X = np.stack([np.ones(x1.shape), x1, x2]).T
model = LinearRegression().fit(X, y)
theta_1=model.coef_[1]
theta_2=model.coef_[2]
theta_0=model.intercept_
print('\ny={:.3f}+{:.3f}*X1+{:.3f}*X2'.format(theta_0,theta_1,theta_2))

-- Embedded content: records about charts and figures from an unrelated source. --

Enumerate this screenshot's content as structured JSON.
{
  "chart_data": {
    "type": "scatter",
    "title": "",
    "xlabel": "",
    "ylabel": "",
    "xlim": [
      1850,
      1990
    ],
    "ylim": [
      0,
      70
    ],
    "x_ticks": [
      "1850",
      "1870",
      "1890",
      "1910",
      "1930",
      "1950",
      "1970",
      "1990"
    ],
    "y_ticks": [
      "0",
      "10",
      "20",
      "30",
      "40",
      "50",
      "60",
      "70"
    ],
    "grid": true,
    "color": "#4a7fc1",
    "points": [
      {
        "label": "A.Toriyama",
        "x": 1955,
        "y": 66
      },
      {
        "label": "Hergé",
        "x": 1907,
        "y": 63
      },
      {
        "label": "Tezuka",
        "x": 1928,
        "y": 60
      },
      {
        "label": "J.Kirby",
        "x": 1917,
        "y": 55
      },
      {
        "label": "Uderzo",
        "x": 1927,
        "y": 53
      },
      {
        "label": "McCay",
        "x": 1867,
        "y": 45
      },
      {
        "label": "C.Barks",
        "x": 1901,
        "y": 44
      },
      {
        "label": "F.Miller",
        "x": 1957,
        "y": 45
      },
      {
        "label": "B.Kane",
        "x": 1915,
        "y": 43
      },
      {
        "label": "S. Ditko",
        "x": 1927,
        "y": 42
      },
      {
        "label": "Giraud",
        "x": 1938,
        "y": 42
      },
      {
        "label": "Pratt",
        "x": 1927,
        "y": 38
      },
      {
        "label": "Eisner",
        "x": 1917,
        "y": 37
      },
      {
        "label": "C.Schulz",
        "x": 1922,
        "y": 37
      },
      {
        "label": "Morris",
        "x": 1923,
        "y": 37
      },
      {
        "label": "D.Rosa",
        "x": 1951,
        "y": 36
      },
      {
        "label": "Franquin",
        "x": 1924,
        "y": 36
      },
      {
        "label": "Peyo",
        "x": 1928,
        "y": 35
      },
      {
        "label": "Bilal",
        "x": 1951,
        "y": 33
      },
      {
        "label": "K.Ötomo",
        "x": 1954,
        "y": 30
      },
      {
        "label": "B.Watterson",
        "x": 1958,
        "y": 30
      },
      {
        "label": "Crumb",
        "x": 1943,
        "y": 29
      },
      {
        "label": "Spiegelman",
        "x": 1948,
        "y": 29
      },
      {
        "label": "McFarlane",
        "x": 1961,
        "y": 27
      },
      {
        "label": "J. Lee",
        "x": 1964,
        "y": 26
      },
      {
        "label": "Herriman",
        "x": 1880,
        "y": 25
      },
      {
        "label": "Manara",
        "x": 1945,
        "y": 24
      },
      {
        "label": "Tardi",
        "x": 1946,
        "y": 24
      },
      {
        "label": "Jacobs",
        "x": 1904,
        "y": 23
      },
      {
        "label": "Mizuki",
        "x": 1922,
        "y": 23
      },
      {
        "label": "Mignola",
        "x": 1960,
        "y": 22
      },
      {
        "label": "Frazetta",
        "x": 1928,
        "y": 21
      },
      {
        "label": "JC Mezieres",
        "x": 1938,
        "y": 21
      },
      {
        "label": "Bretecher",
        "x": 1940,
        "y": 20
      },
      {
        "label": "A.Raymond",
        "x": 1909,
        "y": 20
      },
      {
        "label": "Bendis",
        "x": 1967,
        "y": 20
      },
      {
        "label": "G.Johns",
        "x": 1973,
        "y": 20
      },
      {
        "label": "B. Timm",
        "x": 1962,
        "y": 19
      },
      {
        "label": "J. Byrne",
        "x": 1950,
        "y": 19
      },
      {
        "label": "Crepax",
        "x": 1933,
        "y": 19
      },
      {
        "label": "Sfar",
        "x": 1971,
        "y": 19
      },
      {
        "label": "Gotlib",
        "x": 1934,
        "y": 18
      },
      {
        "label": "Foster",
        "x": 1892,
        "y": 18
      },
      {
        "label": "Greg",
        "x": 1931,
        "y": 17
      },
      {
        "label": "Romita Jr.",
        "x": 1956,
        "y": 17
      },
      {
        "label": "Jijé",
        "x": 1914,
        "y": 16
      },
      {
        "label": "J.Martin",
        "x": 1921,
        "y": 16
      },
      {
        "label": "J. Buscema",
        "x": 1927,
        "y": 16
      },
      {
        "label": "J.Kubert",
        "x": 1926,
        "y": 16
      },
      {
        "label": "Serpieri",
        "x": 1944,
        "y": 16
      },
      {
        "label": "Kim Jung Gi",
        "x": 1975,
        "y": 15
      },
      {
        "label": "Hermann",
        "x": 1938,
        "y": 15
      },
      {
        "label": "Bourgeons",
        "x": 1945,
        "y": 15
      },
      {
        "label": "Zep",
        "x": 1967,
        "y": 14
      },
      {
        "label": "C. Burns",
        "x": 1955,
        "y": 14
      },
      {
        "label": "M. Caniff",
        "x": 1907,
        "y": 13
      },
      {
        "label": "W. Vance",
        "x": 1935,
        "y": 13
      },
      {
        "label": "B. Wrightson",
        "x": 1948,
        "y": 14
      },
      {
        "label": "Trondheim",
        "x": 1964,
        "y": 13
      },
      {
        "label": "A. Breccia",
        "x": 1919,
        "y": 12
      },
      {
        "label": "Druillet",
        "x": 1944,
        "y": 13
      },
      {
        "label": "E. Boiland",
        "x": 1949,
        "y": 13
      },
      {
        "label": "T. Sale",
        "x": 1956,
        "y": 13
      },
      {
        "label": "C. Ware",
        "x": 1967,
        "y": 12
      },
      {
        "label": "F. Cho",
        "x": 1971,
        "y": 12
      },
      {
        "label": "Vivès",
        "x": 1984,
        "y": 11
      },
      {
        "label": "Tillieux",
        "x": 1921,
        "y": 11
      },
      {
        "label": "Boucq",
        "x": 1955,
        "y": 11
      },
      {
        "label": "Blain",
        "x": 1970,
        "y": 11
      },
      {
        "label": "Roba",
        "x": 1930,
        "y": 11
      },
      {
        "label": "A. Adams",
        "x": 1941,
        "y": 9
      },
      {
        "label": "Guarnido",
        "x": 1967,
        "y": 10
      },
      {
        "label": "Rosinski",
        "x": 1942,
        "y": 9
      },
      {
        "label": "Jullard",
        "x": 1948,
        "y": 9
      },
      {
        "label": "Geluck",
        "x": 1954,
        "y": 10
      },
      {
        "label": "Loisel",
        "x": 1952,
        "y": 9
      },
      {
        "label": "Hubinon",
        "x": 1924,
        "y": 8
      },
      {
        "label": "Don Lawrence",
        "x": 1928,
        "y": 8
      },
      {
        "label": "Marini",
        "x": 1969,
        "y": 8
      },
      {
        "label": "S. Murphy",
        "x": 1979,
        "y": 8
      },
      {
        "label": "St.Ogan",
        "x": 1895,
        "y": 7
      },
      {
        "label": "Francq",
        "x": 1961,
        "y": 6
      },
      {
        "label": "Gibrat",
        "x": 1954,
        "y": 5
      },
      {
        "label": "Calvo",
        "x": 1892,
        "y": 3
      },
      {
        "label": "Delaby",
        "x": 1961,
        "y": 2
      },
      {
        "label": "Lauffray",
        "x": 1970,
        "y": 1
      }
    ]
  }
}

#=====R^2 of the model on the given data===== [1 Mark]
from sklearn.metrics import r2_score
y_pred=theta_0+theta_1*x1+theta_2*x2
r2 = r2_score(y, y_pred)
print('r2 score for model is', r2)

#=====Predict of y if x1=2900 and x2=3=====[1 Mark]
prediction = model.predict([[1, 2900, 3]])
print("If x1=2900, x2=3 the y value is:", prediction)  


y=-30000.000+220.000*X1+20000.000*X2
r2 score for model is 1.0
If x1=2900, x2=3 the y value is: [668000.]